My friend's relative bought the car in this state for around $500 to initially use as a parts car for his project 1984 ZX Turbo. He ended up deciding to restore it however, but with a "race" application in mind. Somewhere, he bought at VG33E engine from a Pathfinder or something, and dropped it in. He told us he had the engine professionally built, with a lower compression ratio (I believe the same as the supercharged VG33ER) and even had custom camshafts made for it. He, however, never got the engine to fire while in the car. As far as we know, the wiring is completely useless. He said he used the cylinder heads, sensors, injectors, and plug connectors from the original VG30E engine, but has the VG33E ECU hooked to it. We have the VG33E setup as a turbo application, using the original VG30ET manifolds, but with a new turbocharger (not sure what type, previous owner bought and installed).

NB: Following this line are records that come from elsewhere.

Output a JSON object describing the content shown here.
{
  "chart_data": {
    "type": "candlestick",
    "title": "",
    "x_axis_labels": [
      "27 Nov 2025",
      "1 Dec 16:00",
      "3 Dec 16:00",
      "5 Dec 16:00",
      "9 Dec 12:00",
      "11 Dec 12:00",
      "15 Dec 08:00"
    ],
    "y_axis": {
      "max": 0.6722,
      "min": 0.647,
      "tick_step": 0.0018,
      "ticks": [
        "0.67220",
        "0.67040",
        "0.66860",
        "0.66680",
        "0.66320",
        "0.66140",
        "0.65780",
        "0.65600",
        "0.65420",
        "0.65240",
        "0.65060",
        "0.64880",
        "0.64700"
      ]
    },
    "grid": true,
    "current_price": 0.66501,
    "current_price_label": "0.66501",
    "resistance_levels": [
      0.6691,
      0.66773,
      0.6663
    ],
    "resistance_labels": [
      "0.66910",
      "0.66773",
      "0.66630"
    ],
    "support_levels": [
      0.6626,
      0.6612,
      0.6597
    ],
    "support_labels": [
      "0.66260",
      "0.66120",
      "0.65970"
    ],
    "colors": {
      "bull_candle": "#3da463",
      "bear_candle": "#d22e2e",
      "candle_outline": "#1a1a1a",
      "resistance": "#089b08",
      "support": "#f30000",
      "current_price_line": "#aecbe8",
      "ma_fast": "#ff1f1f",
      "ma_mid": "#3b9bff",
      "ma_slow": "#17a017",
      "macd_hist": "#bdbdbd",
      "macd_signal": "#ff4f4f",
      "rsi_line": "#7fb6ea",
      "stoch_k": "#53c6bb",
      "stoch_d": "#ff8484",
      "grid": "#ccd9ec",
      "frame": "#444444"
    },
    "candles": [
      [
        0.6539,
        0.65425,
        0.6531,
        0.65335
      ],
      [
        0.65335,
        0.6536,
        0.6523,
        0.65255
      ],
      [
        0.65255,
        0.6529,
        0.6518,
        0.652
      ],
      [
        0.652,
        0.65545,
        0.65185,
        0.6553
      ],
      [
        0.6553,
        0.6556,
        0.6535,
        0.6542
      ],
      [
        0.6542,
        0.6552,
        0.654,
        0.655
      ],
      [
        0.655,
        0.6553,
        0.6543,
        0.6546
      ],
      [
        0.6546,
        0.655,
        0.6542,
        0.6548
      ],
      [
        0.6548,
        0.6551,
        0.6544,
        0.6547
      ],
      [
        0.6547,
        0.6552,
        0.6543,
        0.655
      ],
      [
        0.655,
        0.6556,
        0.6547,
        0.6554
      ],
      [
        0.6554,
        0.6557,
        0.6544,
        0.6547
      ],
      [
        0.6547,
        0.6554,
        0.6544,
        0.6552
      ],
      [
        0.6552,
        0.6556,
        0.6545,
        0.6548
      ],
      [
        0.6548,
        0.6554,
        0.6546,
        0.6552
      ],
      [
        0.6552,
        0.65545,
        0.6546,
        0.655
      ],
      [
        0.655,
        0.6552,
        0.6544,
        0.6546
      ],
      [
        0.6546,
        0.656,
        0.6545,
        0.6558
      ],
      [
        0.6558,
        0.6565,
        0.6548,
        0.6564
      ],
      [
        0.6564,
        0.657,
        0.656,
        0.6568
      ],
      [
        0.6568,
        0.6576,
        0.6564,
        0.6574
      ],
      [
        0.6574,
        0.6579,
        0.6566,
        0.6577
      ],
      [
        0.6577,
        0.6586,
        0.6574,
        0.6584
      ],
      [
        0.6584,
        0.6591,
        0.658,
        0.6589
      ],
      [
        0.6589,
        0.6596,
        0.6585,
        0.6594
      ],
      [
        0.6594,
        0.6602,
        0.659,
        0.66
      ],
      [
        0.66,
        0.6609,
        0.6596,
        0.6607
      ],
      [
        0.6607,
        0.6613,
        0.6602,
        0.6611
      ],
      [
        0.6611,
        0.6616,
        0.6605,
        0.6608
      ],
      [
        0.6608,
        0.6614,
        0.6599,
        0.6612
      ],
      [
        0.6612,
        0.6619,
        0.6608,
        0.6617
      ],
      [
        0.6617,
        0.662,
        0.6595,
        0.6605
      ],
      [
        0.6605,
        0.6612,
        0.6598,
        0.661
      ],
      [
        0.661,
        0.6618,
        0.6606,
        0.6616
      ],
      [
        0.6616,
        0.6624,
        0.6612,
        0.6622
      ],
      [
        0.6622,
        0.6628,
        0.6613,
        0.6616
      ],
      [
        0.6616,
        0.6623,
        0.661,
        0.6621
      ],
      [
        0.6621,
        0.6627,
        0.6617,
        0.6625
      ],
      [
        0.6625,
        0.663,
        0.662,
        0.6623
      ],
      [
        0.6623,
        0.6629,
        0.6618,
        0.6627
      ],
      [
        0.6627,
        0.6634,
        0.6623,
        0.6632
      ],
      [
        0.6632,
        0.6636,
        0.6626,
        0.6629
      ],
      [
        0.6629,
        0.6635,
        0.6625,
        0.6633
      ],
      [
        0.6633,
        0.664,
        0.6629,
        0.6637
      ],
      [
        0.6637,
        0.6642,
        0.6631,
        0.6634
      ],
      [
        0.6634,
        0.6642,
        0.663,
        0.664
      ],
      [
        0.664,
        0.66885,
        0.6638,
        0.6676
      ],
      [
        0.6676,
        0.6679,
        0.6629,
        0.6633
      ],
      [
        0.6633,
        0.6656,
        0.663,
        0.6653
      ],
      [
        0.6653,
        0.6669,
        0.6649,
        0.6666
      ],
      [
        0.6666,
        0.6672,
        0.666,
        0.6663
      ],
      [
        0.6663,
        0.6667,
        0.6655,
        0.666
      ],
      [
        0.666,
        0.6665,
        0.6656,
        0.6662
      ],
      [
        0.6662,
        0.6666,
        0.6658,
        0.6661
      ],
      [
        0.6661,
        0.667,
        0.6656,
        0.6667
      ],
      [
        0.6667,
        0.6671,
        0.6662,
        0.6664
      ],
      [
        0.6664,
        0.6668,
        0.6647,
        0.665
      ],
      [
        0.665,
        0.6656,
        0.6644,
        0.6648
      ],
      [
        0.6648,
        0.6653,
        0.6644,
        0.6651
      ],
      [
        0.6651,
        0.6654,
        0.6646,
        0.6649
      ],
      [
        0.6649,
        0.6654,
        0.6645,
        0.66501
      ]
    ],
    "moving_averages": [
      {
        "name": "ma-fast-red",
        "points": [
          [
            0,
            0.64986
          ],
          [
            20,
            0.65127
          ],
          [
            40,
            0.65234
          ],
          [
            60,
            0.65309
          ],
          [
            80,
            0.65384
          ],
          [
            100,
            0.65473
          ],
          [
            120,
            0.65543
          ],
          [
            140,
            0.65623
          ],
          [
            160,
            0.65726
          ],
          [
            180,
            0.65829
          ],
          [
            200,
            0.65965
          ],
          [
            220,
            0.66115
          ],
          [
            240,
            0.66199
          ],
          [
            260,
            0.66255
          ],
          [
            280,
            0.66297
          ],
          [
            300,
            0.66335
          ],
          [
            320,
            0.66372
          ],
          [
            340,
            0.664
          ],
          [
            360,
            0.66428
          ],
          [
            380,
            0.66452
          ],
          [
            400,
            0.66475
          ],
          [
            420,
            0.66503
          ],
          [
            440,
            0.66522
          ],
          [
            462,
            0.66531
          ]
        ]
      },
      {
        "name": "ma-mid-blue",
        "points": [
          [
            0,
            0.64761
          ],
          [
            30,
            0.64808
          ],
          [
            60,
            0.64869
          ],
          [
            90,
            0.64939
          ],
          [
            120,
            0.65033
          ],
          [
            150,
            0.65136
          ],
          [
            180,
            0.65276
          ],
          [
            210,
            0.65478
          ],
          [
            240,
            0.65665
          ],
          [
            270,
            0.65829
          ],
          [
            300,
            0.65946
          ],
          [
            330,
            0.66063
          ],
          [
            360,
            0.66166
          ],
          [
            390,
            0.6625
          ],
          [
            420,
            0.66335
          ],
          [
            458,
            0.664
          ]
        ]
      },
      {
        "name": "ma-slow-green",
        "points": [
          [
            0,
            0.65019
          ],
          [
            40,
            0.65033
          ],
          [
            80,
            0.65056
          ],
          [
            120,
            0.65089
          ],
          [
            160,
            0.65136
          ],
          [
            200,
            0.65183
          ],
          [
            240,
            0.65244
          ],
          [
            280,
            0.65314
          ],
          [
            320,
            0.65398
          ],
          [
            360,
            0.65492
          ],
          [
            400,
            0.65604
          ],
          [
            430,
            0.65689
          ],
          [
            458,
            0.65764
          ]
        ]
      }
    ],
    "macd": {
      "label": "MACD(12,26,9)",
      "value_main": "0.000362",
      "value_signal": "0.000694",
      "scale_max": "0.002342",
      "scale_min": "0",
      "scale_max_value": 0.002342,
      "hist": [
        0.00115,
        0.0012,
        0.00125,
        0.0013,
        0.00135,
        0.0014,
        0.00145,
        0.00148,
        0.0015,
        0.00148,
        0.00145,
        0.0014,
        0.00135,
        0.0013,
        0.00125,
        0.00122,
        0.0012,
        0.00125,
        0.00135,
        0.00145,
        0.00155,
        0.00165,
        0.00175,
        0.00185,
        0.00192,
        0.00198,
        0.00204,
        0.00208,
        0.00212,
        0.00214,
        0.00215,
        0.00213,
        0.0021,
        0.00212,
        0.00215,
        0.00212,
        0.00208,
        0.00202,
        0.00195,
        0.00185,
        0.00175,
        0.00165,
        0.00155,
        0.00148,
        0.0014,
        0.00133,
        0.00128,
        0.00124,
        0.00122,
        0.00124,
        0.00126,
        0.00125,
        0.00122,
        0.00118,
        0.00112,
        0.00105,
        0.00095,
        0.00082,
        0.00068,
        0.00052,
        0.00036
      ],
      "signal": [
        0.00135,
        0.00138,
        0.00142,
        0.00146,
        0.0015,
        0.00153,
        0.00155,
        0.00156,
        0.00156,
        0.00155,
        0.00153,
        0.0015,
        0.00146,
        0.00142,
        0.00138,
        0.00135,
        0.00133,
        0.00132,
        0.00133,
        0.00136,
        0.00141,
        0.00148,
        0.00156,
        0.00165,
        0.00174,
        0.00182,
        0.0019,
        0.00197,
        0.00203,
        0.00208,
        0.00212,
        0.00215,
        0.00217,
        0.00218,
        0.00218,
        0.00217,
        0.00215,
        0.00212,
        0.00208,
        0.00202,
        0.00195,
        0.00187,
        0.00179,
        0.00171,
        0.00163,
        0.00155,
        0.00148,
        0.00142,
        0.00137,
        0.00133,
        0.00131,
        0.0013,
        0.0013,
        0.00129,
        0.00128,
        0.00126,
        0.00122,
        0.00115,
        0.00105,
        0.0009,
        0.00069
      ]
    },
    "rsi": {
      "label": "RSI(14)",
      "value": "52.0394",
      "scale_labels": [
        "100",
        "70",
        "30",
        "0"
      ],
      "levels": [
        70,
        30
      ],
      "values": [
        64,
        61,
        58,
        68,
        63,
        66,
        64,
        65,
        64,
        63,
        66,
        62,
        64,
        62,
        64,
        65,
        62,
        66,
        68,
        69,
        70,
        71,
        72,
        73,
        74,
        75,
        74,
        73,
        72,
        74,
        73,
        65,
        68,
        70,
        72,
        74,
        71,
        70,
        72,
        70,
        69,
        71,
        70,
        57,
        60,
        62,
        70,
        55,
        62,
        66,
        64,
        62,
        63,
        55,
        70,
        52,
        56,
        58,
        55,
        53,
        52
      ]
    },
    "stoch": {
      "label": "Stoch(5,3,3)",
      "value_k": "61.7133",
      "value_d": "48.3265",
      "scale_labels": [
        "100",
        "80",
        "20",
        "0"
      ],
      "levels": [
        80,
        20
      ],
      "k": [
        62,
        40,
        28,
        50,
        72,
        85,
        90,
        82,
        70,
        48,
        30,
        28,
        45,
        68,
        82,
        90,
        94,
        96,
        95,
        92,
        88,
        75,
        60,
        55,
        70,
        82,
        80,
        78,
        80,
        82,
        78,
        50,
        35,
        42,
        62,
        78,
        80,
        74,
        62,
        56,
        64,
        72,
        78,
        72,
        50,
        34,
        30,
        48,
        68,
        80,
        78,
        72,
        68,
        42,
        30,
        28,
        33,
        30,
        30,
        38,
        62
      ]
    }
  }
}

Now that you know the back story, here is my question. Does anyone know how similar the wiring harnesses and ECUs for the VG30E and VG33E are? From what I have read, the VG33E is basically a VG30E with more displacement. Is this true, or do we need to gut the complete engine harness from a Pathfinder to make this thing run?


----------



## Zen31ZR (Mar 24, 2004)

I've read at least one magazine article where the VG33 was dropped right in and used the original Z31 equipment to run without any issues. I'd have to question the "custom" camshafts and whether they are even in the right position. The original cams make plenty of power and don't really need to be changed except as one of the last resorts. I'd also have to question the useage of the VG33 ECU, and the use of the original Z31 equipment with it, as I beleive the 2 are nowhere close to being compatible. The original ECU or a JWT Z31 ECU would work best in this application. If you want this car to run, go back to stock equipment or proven Z31 mods and then go from there.


----------



## BeyondBiscuits2 (Jan 18, 2006)

That's pretty much what we've been thinking. The car itself is in amazing shape other than the engine and wiring, so I suggested he just buy a running VG30ET off someone and we drop that in. He wants to see if this VG33 will run, though. I thought the cams were a bit sketchy myself, since I don't even know of any company that makes them for a VG33, nonetheless custom ones. At the moment, unfortunately, the car is sitting in his garage and until he decides what he wants to do, we just tinker with it off and on. You put the key in, all the lights and such work, and you turn the key to get nothing. We have the VG30 ECU, we'll slap it in and see what happens. As far as we know, the previous owner used the VG30ET cylinder heads; my question is if he is completely "bsing" us or if they actually will fit? As far as I can tell by comparing pictures of the VG30E and VG33E, they look pretty similar, but I am no expert on the Nissan V-6s.


----------